Mittwoch, 08. Juni 2011

“Wenn die Jury zurücktritt, mach sie sich lächerlich. Wer sich bei dieser Jury noch einmal bewirbt, macht sich lächerlich. Der einzig positive effekt ist, dass der Preis irrelevant wird. [...5 Seiten später...] Wenn diese Henri-Nannen-Preis-Jury mit ihrem Chefredakteursproporz zerbräche, wäre es ein Dienst für den Journalismus.”

Claudius Seidl, unterhaltsamer Feuilletonchef der Frankfurter Allgemeinen Sonntagszeitung (FAS), im journalist-Interview (Heft 6/2011) über den Henri-Nannen-Preis nach René Pfister.

Spiegel-Männer sprechen über Masturbation

Freitag, 03. Juni 2011

Beworben hatte Spiegel-Online die Veranstaltung, einen Bericht gab es anscheinend nicht: in einer Campus-Plauerreihe interviewte Thomas Tuma in Mainz Hape Kerkeling. Die Lokalzeitung zumindest war von diesem öffentlichen Spiegel-Gespräch nicht begeistert. Und wenn Spiegel-Redakteur Tuma Kerkelings Sexleben so wie dargestellt zum Thema gemacht hat, dann möchte man ihm in entfernter Anlehnung an ein sehr kluges Wort von Stephan Wahl raten, zunächst einmal sein eigenes, vielleicht heterosexuelles, vielleicht auch asexuelles Geschlechtsleben öffentlich zu diskutieren.

Self-Fulfilling Questions

Mittwoch, 01. Juni 2011

Es gibt nicht nur dumme Fragen (natürlich! jede Menge!), es gibt auch überflüssige Fragen – was noch milde ausgedrückt ist. Eigentlich sind es demagogische Fragen. Z.B. all jene zur Zukunft, deren beantwortung die Zukunft aktiv mitgestaltet (statt sie zu prognostizieren). Kennt man als self-fulfilling prophecy.

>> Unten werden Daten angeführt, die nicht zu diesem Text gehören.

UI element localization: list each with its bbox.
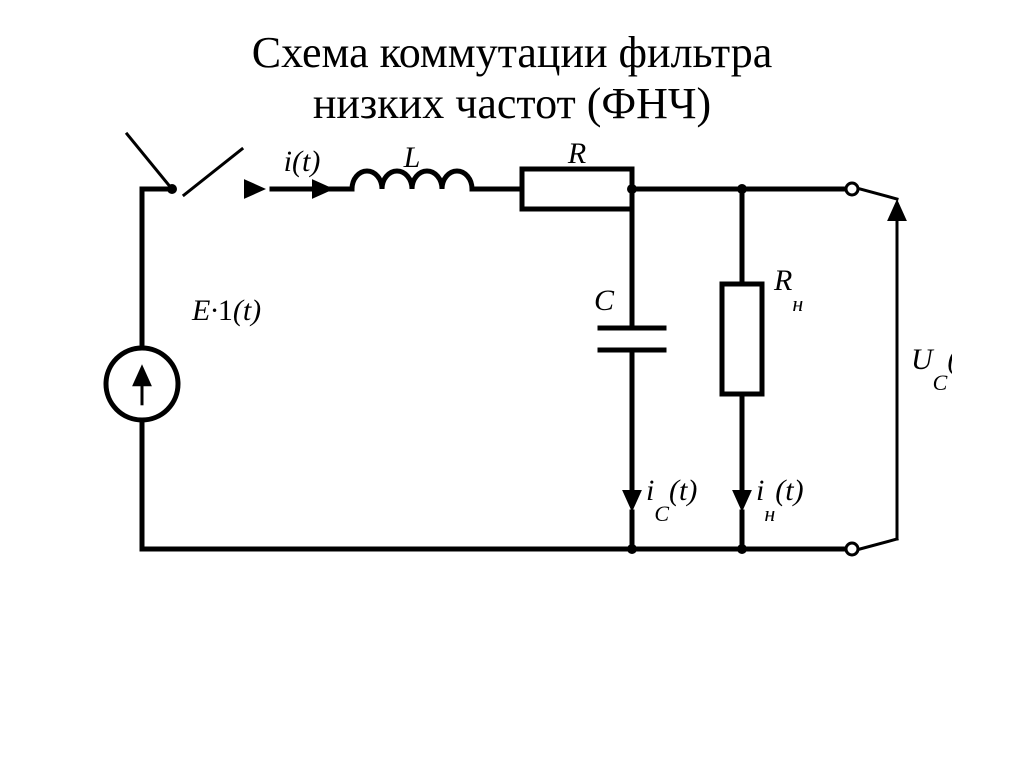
label-resistor: R [567,137,586,170]
terminal-out-bottom [846,543,858,555]
label-resistor-load: Rн [773,264,803,316]
label-capacitor: C [594,284,615,317]
terminal-out-top [846,183,858,195]
resistor-load [722,284,762,394]
circuit-diagram: i(t) L R CiC(t) Rн iн(t) UC(t) E·1(t) [72,129,952,609]
label-source: E·1(t) [191,294,261,327]
label-inductor: L [403,141,421,174]
label-current-load: iн(t) [756,474,804,526]
diagram-title: Схема коммутации фильтра низких частот (… [0,0,1024,129]
label-voltage-out: UC(t) [911,343,952,395]
label-current-c: iC(t) [646,474,697,526]
title-line-1: Схема коммутации фильтра [0,28,1024,79]
resistor-series [522,169,632,209]
label-current-main: i(t) [284,145,321,178]
title-line-2: низких частот (ФНЧ) [0,79,1024,130]
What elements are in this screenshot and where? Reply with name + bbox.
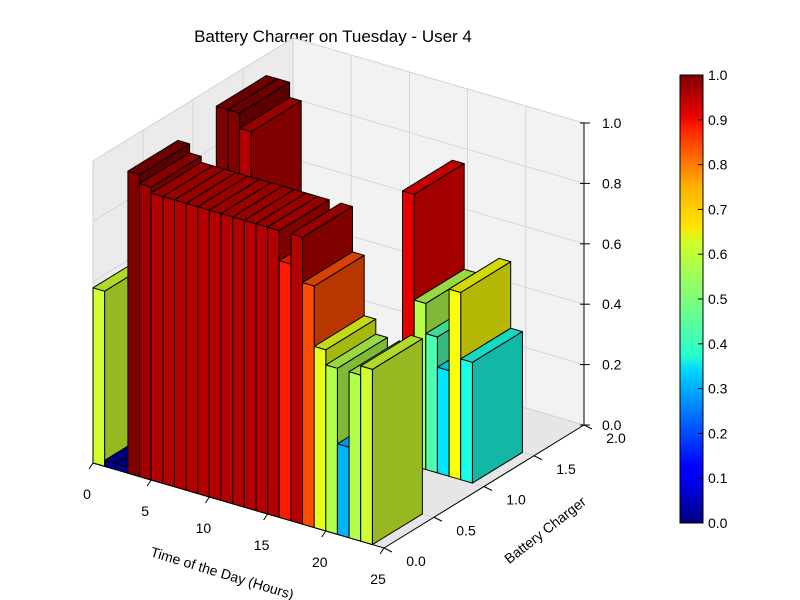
x-tick-label: 25 — [370, 571, 386, 587]
z-tick-label: 0.0 — [602, 417, 622, 433]
x-tick — [321, 530, 327, 538]
bar-top-face — [448, 257, 512, 293]
bar-front-face — [255, 223, 269, 515]
x-tick-label: 15 — [254, 537, 270, 553]
bar-front-face — [127, 170, 141, 478]
y-tick — [583, 424, 593, 430]
y-tick — [383, 547, 393, 553]
bar-top-face — [227, 78, 291, 114]
bar-front-face — [220, 213, 234, 505]
bar-top-face — [402, 159, 465, 195]
bar-front-face — [232, 216, 245, 508]
bar-front-face — [448, 288, 462, 481]
bar-front-face — [174, 199, 187, 491]
z-tick-label: 0.2 — [602, 357, 622, 373]
y-tick — [433, 516, 443, 522]
colorbar: 0.0 0.1 0.2 0.3 0.4 0.5 0.6 0.7 0.8 0.9 1.0 — [679, 67, 728, 531]
bar-top-face — [325, 333, 388, 369]
x-tick — [263, 513, 269, 521]
z-tick-label: 1.0 — [602, 115, 622, 131]
colorbar-tick-label: 0.2 — [708, 425, 728, 441]
bar-front-face — [267, 226, 280, 518]
bar-top-face — [139, 152, 202, 188]
bar-front-face — [197, 206, 210, 498]
grid-line-z — [92, 37, 585, 162]
bar-top-face — [360, 334, 423, 370]
bar-front-face — [162, 196, 175, 488]
axes-group: 05101520250.00.51.01.52.00.00.20.40.60.8… — [83, 115, 626, 587]
bar-top-face — [239, 97, 302, 133]
y-tick-label: 0.5 — [456, 522, 476, 538]
bar-front-face — [92, 287, 106, 467]
colorbar-tick-label: 0.5 — [708, 291, 728, 307]
colorbar-tick-label: 0.1 — [708, 470, 728, 486]
colorbar-tick-label: 0.8 — [708, 157, 728, 173]
bar-front-face — [185, 202, 199, 495]
bar-front-face — [243, 219, 257, 512]
bar-side-face — [371, 338, 423, 546]
x-tick-label: 20 — [312, 554, 328, 570]
bar-front-face — [436, 366, 450, 477]
y-tick-label: 1.0 — [506, 492, 526, 508]
bar-top-face — [267, 195, 330, 231]
bar-front-face — [150, 192, 164, 484]
y-tick-label: 2.0 — [606, 430, 626, 446]
bar-front-face — [336, 443, 350, 539]
bar-front-face — [425, 333, 438, 474]
bar-top-face — [290, 202, 353, 238]
colorbar-tick-label: 0.9 — [708, 112, 728, 128]
x-tick — [379, 547, 385, 555]
bar-front-face — [302, 282, 315, 529]
bar-front-face — [278, 260, 292, 522]
colorbar-tick-label: 0.4 — [708, 336, 728, 352]
bar-front-face — [139, 183, 152, 481]
bar-front-face — [208, 209, 222, 501]
colorbar-tick-label: 0.6 — [708, 246, 728, 262]
bar-top-face — [302, 251, 365, 287]
bar — [360, 334, 423, 546]
x-tick-label: 0 — [83, 486, 91, 502]
x-tick-label: 5 — [141, 503, 149, 519]
bar-top-face — [127, 139, 191, 176]
x-tick-label: 10 — [196, 520, 212, 536]
bar-front-face — [313, 345, 327, 532]
bar-front-face — [290, 233, 303, 525]
y-tick — [533, 455, 543, 461]
colorbar-tick-label: 0.7 — [708, 201, 728, 217]
bar — [460, 327, 523, 484]
bar-front-face — [325, 364, 338, 535]
chart-title: Battery Charger on Tuesday - User 4 — [194, 27, 472, 46]
bar-front-face — [360, 365, 373, 546]
x-tick — [88, 462, 94, 470]
z-tick-label: 0.6 — [602, 236, 622, 252]
bar-front-face — [348, 371, 362, 542]
z-tick-label: 0.4 — [602, 296, 622, 312]
x-axis-line — [92, 462, 385, 549]
colorbar-tick-label: 0.0 — [708, 515, 728, 531]
y-tick-label: 1.5 — [556, 461, 576, 477]
colorbar-tick-label: 1.0 — [708, 67, 728, 83]
bars-group — [92, 75, 523, 546]
x-tick — [146, 479, 152, 487]
y-tick — [483, 486, 493, 491]
x-axis-label: Time of the Day (Hours) — [149, 544, 296, 600]
x-tick — [204, 496, 210, 504]
colorbar-tick-label: 0.3 — [708, 381, 728, 397]
bar-top-face — [460, 327, 523, 363]
z-tick-label: 0.8 — [602, 175, 622, 191]
y-tick-label: 0.0 — [406, 553, 426, 569]
bar-front-face — [460, 358, 473, 484]
bar-top-face — [313, 315, 377, 351]
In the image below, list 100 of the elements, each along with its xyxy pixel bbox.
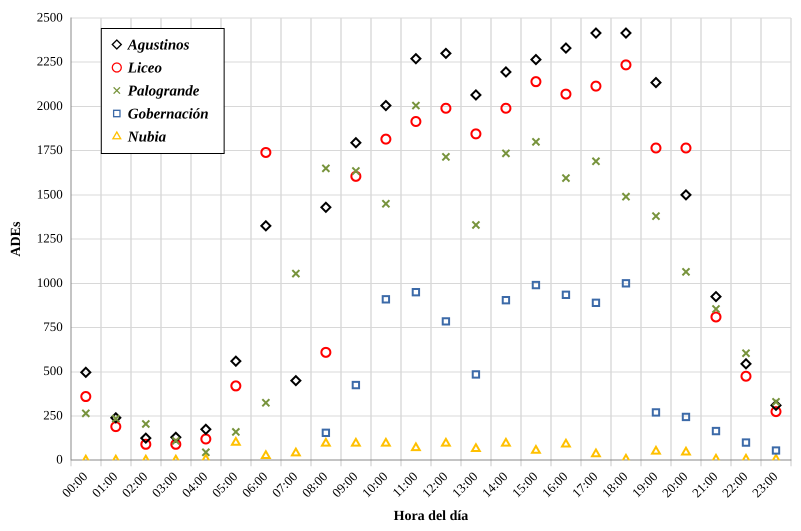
point — [471, 220, 480, 230]
point — [770, 406, 782, 418]
point — [350, 438, 361, 447]
point — [350, 137, 362, 148]
point — [440, 48, 452, 59]
point — [410, 53, 422, 64]
point — [260, 146, 272, 158]
point — [502, 296, 510, 304]
point — [440, 102, 452, 114]
point — [742, 438, 750, 447]
y-tick-label: 0 — [56, 452, 63, 467]
legend-label: Agustinos — [126, 37, 190, 54]
point — [620, 59, 632, 70]
point — [741, 348, 751, 358]
point — [710, 291, 722, 302]
legend-label: Liceo — [126, 60, 162, 76]
point — [500, 66, 512, 78]
point — [650, 142, 662, 154]
point — [560, 42, 572, 54]
point — [620, 28, 632, 39]
point — [261, 398, 270, 408]
point — [651, 212, 660, 221]
point — [412, 288, 420, 296]
point — [321, 164, 330, 173]
point — [470, 89, 482, 100]
point — [291, 269, 300, 278]
point — [80, 391, 92, 402]
point — [590, 28, 602, 39]
point — [110, 421, 122, 432]
point — [140, 438, 152, 450]
point — [591, 156, 600, 166]
legend-label: Gobernación — [128, 106, 209, 122]
point — [590, 80, 602, 92]
x-axis-title: Hora del día — [394, 509, 468, 524]
y-tick-label: 2250 — [36, 54, 63, 69]
point — [290, 375, 302, 386]
point — [230, 437, 241, 446]
point — [381, 199, 390, 208]
point — [140, 432, 152, 444]
y-tick-label: 750 — [43, 318, 63, 334]
point — [472, 370, 480, 379]
point — [201, 448, 210, 457]
point — [441, 438, 451, 447]
point — [681, 446, 691, 456]
point — [770, 400, 782, 411]
point — [712, 426, 720, 436]
point — [562, 290, 570, 300]
point — [260, 450, 271, 460]
point — [740, 358, 752, 370]
point — [320, 202, 332, 213]
point — [622, 279, 630, 288]
legend-label: Palogrande — [128, 83, 200, 100]
point — [80, 366, 92, 378]
point — [200, 434, 212, 445]
point — [561, 174, 570, 183]
y-tick-label: 1750 — [36, 142, 63, 158]
point — [740, 370, 752, 382]
point — [171, 436, 180, 446]
point — [351, 166, 360, 176]
y-tick-label: 1500 — [36, 186, 63, 202]
point — [470, 128, 482, 140]
point — [141, 419, 150, 429]
point — [501, 438, 511, 447]
point — [290, 448, 301, 456]
point — [200, 424, 212, 435]
point — [500, 102, 512, 114]
point — [560, 88, 572, 100]
point — [442, 317, 450, 326]
point — [170, 438, 182, 450]
point — [322, 428, 330, 437]
point — [170, 432, 182, 443]
point — [530, 54, 542, 66]
point — [771, 397, 781, 406]
point — [532, 280, 540, 290]
point — [411, 442, 421, 452]
point — [652, 408, 660, 417]
point — [501, 148, 510, 158]
point — [471, 443, 481, 452]
y-tick-label: 250 — [43, 407, 63, 422]
point — [380, 438, 391, 447]
y-tick-label: 500 — [43, 363, 63, 378]
point — [411, 101, 420, 110]
point — [380, 100, 392, 112]
point — [382, 295, 390, 304]
point — [561, 438, 571, 448]
point — [592, 298, 600, 307]
y-tick-label: 1000 — [36, 274, 63, 290]
point — [531, 445, 541, 454]
point — [320, 438, 331, 447]
point — [231, 427, 240, 436]
point — [230, 380, 242, 392]
legend-label: Nubia — [126, 129, 167, 146]
point — [711, 304, 721, 314]
y-tick-label: 1250 — [36, 230, 63, 246]
point — [650, 77, 662, 88]
point — [681, 267, 691, 276]
point — [230, 356, 242, 367]
point — [710, 311, 722, 322]
point — [680, 189, 692, 200]
point — [591, 448, 601, 458]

Schon während des Kachelmann-Prozess’ und erst recht nun danach wird überall gefragt: Wird Jörg Kachelmann wieder in der Öffentlichkeit arbeiten können, kommt er ins Fernsehen zurück? Das fragte gestern Abend z.B. Sandra Maischberger, das fragt stern.de (“Kehrt der nette Wetteronkel zurück?”).

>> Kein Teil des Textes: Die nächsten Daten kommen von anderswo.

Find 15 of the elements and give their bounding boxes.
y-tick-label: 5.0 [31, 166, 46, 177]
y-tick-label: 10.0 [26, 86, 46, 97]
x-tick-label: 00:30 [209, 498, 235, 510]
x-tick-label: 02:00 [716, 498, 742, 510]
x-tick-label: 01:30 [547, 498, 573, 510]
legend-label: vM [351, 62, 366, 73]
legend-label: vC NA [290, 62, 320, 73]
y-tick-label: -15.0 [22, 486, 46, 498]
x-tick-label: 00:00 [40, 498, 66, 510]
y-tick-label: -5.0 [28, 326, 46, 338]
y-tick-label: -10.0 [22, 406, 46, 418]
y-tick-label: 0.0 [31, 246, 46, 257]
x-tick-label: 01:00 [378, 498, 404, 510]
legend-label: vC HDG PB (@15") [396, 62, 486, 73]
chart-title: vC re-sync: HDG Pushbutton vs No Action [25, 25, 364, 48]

Wer da Nein sagt, meint: das geht nicht, das darf nicht sein, das wird nicht sein (selbst wenn ich es ja gut heißen würde, aber so ist das nunmal). Wer Ja sagt, meint: muss, der muss zurückkommen (das sind wir ihm schuldig oder so).

Unter dem Deckmäntelchen der Prognose, der “Experteneinschätzung” wird damit an den Fakten gebastelt. Insofern ist auch die Frage nach Kachelmanns Zukunft schlicht – eine dumme Frage.

Die szenische Rekonstruktion

Mittwoch, 01. Juni 2011

Der SPIEGEL hatte mit seinem Verweis, dass “szenische Rekonstruktionen” in “Reportagen” üblich seien, insofern recht, als wir uns endlich mit den unsäglichen Pseudo-Reportagen im Fernsehen beschäftigen müssen. In der Ankündigung schreibt Phönix zwar von einer “Dokumentation” (was immer noch etwas anderes als eine Inszenierung sein müsste), im Filmbeitrag über Kreditkartenbetrug wurde hingegen eine Reportage von Edgar Verheyen angekündigt, und sie besteht praktisch nur aus gestellten Szenen (und einem Verheyen, der beim Autofahren mehr in die Kamera spricht als auf die Straße zu schauen und ansonsten über den HighTec-Betrug staunt, bei dem Menschen falsche Namen an ihre Briefkästen schreiben).